Nella Chiesa la tutela riconosciuta ai singoli dissenzienti e alle minoranze non discende tanto dai principi liberali dell’eguaglianza, della rappresentanza, della separazione dei poteri e via dicendo; deriva, piuttosto, dalla consapevolezza di come il Corpo di Cristo non possa essere appannaggio di una maggioranza, né tantomeno possa essere smembrato da progetti settari, o da appropriazioni personalistiche dei carismi donati dallo Spirito Santo. Nel modello di governo della Chiesa non compare un’ansia di controllo del Popolo di Dio; il metodo della comunione non teme o mortifica la diversità, ma la esalta (San Paolo, Galati, 2,9). Vale l’insegnamento che la Tradizione riconduce a sant’Agostino: “unità nelle cose necessarie, libertà in quelle dubbie, carità in tutte”. Sicché è lasciato spazio all’avventura della libertà, anche spirituale; è lasciato spazio a quell’inquietudine umana, la quale – riprendendo Papa Francesco – rappresenta “il segnale che lo Spirito Santo sta lavorando dentro di noi [sicché] la libertà è una libertà attiva”. Persino nel momento elettorale del Sommo Pontefice e nel caso di eventuali fratture nel Collegio dei cardinali, la libertà degli elettori viene a tal punto preservata, da trovare solo nella preghiera l’unico elemento di responsabilizzazione (Paolo VI, Romano pontifici eligendo, cap. V, n. 76).

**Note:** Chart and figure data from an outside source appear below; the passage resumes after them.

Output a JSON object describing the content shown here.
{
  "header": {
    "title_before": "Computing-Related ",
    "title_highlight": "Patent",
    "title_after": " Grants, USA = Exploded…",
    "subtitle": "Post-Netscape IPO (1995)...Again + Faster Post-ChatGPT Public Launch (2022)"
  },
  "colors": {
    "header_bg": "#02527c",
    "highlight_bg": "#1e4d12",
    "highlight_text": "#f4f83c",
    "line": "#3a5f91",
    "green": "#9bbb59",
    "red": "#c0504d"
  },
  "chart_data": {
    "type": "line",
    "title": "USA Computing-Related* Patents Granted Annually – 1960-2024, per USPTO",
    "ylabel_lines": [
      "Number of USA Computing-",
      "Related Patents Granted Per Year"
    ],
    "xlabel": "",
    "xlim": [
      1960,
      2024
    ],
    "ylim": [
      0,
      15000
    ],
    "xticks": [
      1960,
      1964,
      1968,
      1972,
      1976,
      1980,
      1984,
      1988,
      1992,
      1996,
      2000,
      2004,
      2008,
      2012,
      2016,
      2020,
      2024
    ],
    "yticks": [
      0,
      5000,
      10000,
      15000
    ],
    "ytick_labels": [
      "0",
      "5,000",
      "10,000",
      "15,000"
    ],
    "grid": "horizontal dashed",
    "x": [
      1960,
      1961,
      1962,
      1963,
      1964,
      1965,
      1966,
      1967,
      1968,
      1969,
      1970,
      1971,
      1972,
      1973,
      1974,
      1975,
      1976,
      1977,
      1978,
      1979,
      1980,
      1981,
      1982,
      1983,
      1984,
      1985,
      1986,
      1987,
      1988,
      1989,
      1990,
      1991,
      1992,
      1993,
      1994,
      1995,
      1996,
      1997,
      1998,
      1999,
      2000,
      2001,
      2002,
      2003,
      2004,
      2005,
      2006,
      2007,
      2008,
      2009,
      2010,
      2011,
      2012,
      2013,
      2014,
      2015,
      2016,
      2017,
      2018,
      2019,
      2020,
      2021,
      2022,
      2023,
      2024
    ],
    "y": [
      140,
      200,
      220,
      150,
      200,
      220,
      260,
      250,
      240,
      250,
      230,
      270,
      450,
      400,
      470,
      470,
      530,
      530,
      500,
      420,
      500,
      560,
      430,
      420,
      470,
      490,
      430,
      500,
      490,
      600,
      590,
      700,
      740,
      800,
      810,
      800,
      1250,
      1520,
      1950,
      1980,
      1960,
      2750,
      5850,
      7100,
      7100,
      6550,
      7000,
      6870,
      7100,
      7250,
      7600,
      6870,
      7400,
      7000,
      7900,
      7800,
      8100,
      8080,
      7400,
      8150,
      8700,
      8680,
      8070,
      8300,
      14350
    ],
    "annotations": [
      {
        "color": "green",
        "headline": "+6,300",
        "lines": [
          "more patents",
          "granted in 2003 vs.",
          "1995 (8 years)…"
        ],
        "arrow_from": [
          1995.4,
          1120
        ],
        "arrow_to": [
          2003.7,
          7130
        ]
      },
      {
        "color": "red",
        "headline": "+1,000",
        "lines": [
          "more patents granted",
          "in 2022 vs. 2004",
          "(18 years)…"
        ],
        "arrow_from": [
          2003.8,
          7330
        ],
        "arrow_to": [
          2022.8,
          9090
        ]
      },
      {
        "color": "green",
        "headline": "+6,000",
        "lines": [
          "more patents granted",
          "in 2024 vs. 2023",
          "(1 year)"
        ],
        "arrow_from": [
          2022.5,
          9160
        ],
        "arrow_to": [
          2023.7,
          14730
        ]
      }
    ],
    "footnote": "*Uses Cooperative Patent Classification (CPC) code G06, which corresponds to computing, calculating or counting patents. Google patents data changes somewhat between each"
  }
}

La revisione dello Statuto chiesta dal decreto pontificio si pone nella prospettiva rappresentata. Ed è significativo che nelle proprie comunicazioni Prosperi abbia indicato l’unità della Fraternità quale esito della responsabilità personale e di una concordia rimessa alla libertà di ciascuno. In linea con il rispetto di quell’inquietudine che la vita della Chiesa assicura ai propri fedeli, la revisione della governance della Fraternità dovrà “riflettere l’originalità del carisma” di Comunione e liberazione. Per farlo occorrerà (ri)scoprirne le ragioni; occorrerà considerare che “ognuno di noi è responsabile del carisma incontrato e dell’unità del movimento”. È il momento della costruzione, cioè dell’adesione quotidiana a Cristo.